LA DERNIERE VAGUE, de Peter Weir (Australie-1977) : les blancs se cachent pour mourir !

Publié le par Dr Devo

(Photo: "Matière Focale, presque un an déjà" par Dr Devo)

Chers Gens,
 
Si tu t'ennuies pendant les vacances, ou si tu ne sais pas quoi acheter avec les sous de Mémé, tu peux toujours  acquérir le beau coffret Peter Weir. Bien entendu sur priceminister.com, notre cochon qu'on gave. Si tu vas sur le site en passant par la bannière qui est ici, sur la colonne de droite, et bien tu ne payeras pas moins cher sur Priceminister, mais tu feras gagner 8% de la somme de ta commande à Matière Focale. Ça fait quelques mois qu'on a mis le système en place, et pour l'instant, ça nous a rapporté un bon cinq euros !
Donc, sur Priceminister, tu trouveras sûrement le coffret Peter Weir.
 
Bon, maintenant que la pub est faite, passons aux choses intéressantes. Peter Weir est un sacré gugusse. Et comme je l’avais fait quand j’ai parlé du fabuleux LES VOITURES QUI ONT MANGÉ PARIS, je vais encore une fois m’adresser aux plus jeunes parmi nous.  Ah oui alors, THE TRUMAN SHOW, c’est très sympathique. Ah oui alors, LE CERCLE DES POÈTES DISPARUS ou GREEN CARD, sont de sombres navets manipuleux et grassouillis (si je veux), mais fut une époque où Peter Weir vivait encore dans son Australie natale, et aussi sympathique qu’on puisse trouver le garçon par ses films récents, il faut bien admettre qu’à l’époque australienne, ça n’avait rien à voir, la chose ! Weir a fait partie des très grands, et entre PIQUE-NIQUE À HANGING ROCK ou LA DERNIERE VAGUE, et THE TRUMAN SHOW, il n’y a pas photo. D’un côté, vous avez des films sublimissimes et ambitieux, et de l’autre côté une petite bluette de petit faiseur sans conséquence (et pourtant, je trouve THE TRUMAN SHOW honorable… sans plus !). D’ailleurs, dans ce merveilleux coffret sus-cité, vous trouverez PIQUE-NIQUE À HANGING ROCK, LES VOITURES QUI ONT MANGÉ PARIS, LA DERNIERE VAGUE, et aussi le fabuleux THE PLUMBER, qui fut réalisé pour la télé australienne, mais qui est absolument fabuleux. Tout ça pour pas cher, qu’on se le dise !
 
Fin des années 70. Une école primaire pour petits australiens blancs, perdue dans le désert australien.
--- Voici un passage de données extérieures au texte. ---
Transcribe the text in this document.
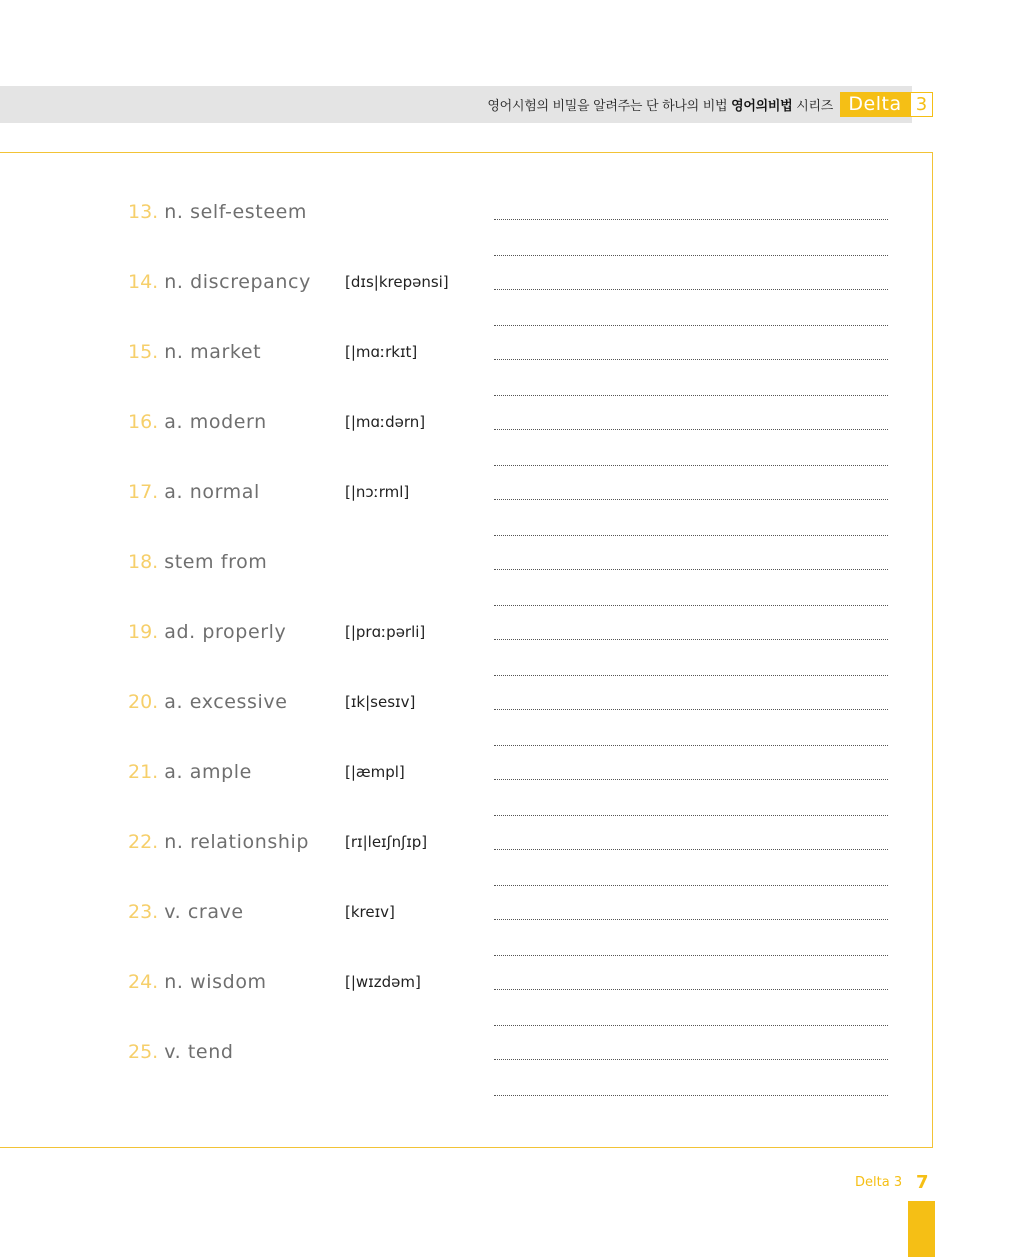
영어시험의 비밀을 알려주는 단 하나의 비법 영어의비법 시리즈 Delta 3
13. n. self-esteem
14. n. discrepancy [dɪs|krepənsi]
15. n. market	[|mɑːrkɪt]
16. a. modern	[|mɑːdərn]
17. a. normal	[|nɔːrml]
18. stem from
19. ad. properly	[|prɑːpərli]
20. a. excessive	[ɪk|sesɪv]
21. a. ample	[|æmpl]
22. n. relationship [rɪ|leɪʃnʃɪp]
23. v. crave	[kreɪv]
24. n. wisdom	[|wɪzdəm]
25. v. tend
Delta 3 7
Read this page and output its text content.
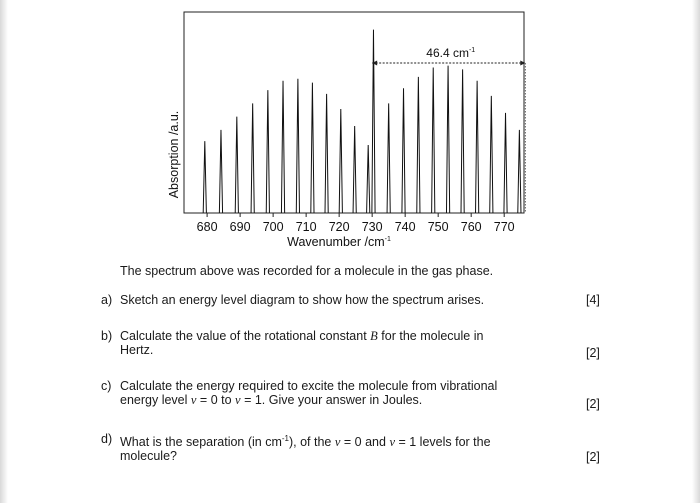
46.4 $cm^{-1}$
680 690 700 710 720 730 740 750 760 770
Wavenumber $/cm^{-1}$
Absorption /a.u.
The spectrum above was recorded for a molecule in the gas phase.
a) Sketch an energy level diagram to show how the spectrum arises.	[4]
b) Calculate the value of the rotational constant B for the molecule in
Hertz.	[2]
c) Calculate the energy required to excite the molecule from vibrational
energy level v = 0 to v = 1. Give your answer in Joules.	[2]
d) What is the separation (in $cm^{-1}$), of the v = 0 and v = 1 levels for the
molecule?	[2]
C’est la récré, et tout le monde joue dehors. Soudain, un grondement de tonnerre fabuleux résonne. Les enfants sont étonnés, et pour cause : il n’y a aucun nuage dans le ciel. À peine le temps d’en faire la constatation qu’une pluie diluvienne s’abat sur l’école. La maîtresse fait rentrer les enfants en classe. À peine cela fait, il commence à grêler, et encore, des grêlons gros comme ma main qui détruisent toutes les fenêtres et blessent un élève. Etrange, ce n’est ni la saison des pluies, ni la saison de la grêle. D’ailleurs, dans cette partie de l’Australie désertique, il n’a jamais grêlé !
Richard Chamberlain vit dans une grande ville du pays. Depuis quelques temps, des pluies diluviennes tombent sans prévenir. Chamberlain est avocat, spécialisé dans le droit des entreprises. Il est marié et a deux petites filles. Malgré sa spécialisation, on lui propose de s’occuper d’une bien étrange affaire. Cinq aborigènes urbains sont en effet mis en examen. On les accuse d’avoir tué ou d’avoir laissé mourir un autre aborigène urbain, après une soirée bien arrosée. On a trouvé de l’eau en petite quantité dans les poumons de la victime. Il se serait noyé ! Evidemment, on l’a retrouvé en pleine rue, et pas dans un fleuve ! Bizarrement, Chamberlain a été contacté, car il avait vaguement donné des conseils juridiques à des aborigènes des années avant (un problème immobilier, je crois), et encore plus bizarre, il accepte. Le voilà bien embêté. Le droit australien prévoit que la loi ne s’applique pas aux aborigènes faisant parti des tribus ancestrales, la loi aborigène se substituant alors à l’australienne. Mais notre groupe d’aborigènes présumés meurtriers sont des urbains, et de ce fait, ne sont pas soumis aux lois ancestrales, mais à celles de l’Australie blanche, justement. Après tout, les faits ont eu lieu en ville et impliquent des hommes qui, depuis longtemps, vivent là. Chamberlain trouve toute l’affaire bizarre : les témoignages des accusés sont contradictoires et flous. À l’évidence, ils cachent quelque chose. Ils ont peur. Notre ami Chamberlain, malgré son sérieux et sa bonne volonté, les soupçonne d’être des Tribaux. Or les spécialistes sont formels : il n’y a jamais eu de tribus natives en ville. Dès le début de son travail, l'avocat commence à avoir des soucis de sommeil. Il fait des rêves étranges, dont un où Chris, un des aborigènes inculpés, lui tend une étrange pierre. Chamberlain l’invite à manger chez lui, et Chris ramène alors Charlie, un vieil aborigène qui ne parle même pas anglais, et qui demande à notre héros de quelle tribu il est !!! Chamberlain est bien embêté, lui qui est blanc "de souche".  Les rêves et les hallucinations se multiplient. Chamberlain le sent bien : sa propre identité et son propre destin sont en jeu. Malgré la réticence de ses clients, qui plaident tous coupable et lui conseillent fortement de ne pas aller trop loin dans l’enquête, Chamberlain s’attache à percer le mystère. Une mystérieuse pluie noire, mêlée d’hydrocarbures en fait (!), se met à tomber sur la ville par intermittence…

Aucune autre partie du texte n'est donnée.